Le gouvernement vénézuélien a confirmé vendredi que le bilan des deux séismes dévastateurs qui ont frappé le pays dépasse les 4 000 morts – apparemment, un tremblement de terre ne suffisait pas à gâcher la journée de tout le monde.

Au moins 4 118 personnes ont été tuées et 16 740 blessées lors des secousses successives du 24 juin, qui ont rasé des quartiers entiers dans l’État côtier de La Guaira, selon un message Telegram du président de l’Assemblée nationale, Jorge Rodríguez. Des milliers d’autres sont portés disparus, ce qui devrait alourdir le bilan une fois retrouvés.

Le premier séisme, d’une magnitude de 7,2, a été suivi 39 secondes plus tard par une secousse de 7,5 – le plus fort tremblement de terre au Venezuela depuis plus d’un siècle – qui ont ensemble aplati des immeubles d’habitation comme un jeu de Jenga mal joué.

Les équipes de secours ont cessé de chercher des survivants, mais les familles continuent de fouiller les ruines, espérant sans doute un peu de réconfort et une sépulture décente plutôt qu’une fosse commune.

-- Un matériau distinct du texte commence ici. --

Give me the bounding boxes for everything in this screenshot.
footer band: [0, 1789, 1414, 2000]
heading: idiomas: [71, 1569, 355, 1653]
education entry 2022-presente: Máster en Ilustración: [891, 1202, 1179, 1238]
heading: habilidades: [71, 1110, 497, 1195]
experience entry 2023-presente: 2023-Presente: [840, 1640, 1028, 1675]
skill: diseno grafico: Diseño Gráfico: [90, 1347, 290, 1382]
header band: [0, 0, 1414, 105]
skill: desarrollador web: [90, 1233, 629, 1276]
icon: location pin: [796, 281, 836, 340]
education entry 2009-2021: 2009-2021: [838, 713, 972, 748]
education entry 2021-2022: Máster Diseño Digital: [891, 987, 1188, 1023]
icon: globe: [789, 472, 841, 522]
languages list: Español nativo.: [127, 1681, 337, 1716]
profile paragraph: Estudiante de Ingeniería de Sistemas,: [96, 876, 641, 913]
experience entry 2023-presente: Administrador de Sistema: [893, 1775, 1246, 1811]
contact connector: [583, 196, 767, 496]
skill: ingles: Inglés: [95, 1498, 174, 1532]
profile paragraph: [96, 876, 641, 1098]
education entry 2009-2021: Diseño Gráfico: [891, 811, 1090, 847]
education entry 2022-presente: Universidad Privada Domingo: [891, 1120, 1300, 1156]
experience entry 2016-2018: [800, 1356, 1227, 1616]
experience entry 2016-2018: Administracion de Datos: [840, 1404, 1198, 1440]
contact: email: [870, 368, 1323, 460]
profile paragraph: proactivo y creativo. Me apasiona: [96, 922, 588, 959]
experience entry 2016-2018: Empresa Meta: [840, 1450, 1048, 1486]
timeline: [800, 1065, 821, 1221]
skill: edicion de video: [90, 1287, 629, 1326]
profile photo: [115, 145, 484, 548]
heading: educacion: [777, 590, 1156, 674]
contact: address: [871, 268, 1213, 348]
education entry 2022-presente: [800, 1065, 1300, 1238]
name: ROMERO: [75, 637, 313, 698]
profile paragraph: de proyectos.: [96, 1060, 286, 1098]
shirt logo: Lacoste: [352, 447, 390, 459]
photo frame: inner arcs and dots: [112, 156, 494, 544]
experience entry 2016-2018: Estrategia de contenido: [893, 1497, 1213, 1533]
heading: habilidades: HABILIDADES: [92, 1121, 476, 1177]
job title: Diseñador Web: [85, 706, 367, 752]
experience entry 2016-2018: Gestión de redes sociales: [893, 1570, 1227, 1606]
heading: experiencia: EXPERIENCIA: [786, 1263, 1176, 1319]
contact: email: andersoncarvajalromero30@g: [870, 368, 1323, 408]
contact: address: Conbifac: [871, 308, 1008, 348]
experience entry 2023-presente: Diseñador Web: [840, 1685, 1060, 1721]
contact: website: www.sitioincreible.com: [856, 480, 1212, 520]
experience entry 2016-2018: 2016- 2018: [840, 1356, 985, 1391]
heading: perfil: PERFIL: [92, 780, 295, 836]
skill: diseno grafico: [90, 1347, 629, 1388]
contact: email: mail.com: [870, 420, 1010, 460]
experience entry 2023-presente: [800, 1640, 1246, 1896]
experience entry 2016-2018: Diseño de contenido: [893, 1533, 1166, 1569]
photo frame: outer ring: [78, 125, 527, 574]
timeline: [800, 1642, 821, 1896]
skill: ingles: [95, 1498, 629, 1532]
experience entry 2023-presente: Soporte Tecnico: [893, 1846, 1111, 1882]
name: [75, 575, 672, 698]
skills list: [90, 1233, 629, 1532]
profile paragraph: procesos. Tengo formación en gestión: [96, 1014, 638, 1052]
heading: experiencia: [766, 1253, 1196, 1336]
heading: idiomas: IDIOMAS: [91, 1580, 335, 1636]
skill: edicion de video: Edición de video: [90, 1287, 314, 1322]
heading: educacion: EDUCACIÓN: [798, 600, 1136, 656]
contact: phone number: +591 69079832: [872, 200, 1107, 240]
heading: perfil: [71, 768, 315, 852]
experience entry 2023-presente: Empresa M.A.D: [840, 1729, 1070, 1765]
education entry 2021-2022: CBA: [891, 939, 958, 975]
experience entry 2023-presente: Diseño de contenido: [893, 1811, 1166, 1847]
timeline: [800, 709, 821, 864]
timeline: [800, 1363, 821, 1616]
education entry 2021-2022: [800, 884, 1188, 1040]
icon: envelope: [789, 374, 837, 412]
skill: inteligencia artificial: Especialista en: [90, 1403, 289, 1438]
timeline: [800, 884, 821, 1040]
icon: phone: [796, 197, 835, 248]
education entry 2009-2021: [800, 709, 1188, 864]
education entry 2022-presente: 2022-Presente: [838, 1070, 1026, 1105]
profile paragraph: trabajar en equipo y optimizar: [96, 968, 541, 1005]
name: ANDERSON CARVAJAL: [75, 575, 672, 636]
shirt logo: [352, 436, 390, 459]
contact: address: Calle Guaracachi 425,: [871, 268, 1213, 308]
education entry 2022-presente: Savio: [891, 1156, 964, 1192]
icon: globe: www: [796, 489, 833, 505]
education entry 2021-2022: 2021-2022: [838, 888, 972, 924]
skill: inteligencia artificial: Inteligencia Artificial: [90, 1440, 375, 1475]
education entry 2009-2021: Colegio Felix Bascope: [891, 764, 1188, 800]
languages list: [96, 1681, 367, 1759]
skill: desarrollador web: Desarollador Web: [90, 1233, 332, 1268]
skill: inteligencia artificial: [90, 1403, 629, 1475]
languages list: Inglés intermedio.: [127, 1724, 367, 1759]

Pour couronner le tout, un séisme de magnitude 3,0 a secoué le centre de Caracas vendredi, provoquant une panique momentanée et des évacuations de bâtiments – parce que rien ne dit « reconstruction » comme un rappel de votre mort imminente.

L’effort de reconstruction est colossal pour le Venezuela, où les services publics ont été laminés par une crise économique prolongée. Les Nations Unies ont lancé un appel urgent de près de 300 millions de dollars pour aider 1,3 million de personnes dans le besoin. Ça fait beaucoup de zéros pour un pays où les ONG étaient récemment la cible de la répression gouvernementale. Désormais, des cuisines mobiles, des cliniques et des hôpitaux de campagne parsèment le paysage de La Guaira, où la dévastation est concentrée.

L’Office des Nations Unies pour la réduction des risques de catastrophes estime les dommages physiques directs aux logements et aux infrastructures à environ 37 milliards de dollars – un chiffre qui ferait pleurer n’importe quel portefeuille.

La présidente par intérim Delcy Rodríguez a appelé à la libération des avoirs gelés à l’étranger, notamment en demandant au roi Charles III de libérer environ 30 tonnes d’or vénézuélien gelées par les sanctions britanniques. Parce que rien ne dit « intervention d’urgence » comme une lettre au monarque.

Rodríguez a défendu la réponse du gouvernement à la catastrophe, jurant que le pays ne sombrerait pas dans les troubles sociaux. De nombreux Vénézuéliens sont toutefois en colère contre ce qu’ils considèrent comme une réponse inadéquate du gouvernement soutenu par les États-Unis avant l’arrivée de l’aide internationale. Mais bon, au moins ils sont unis dans leur colère.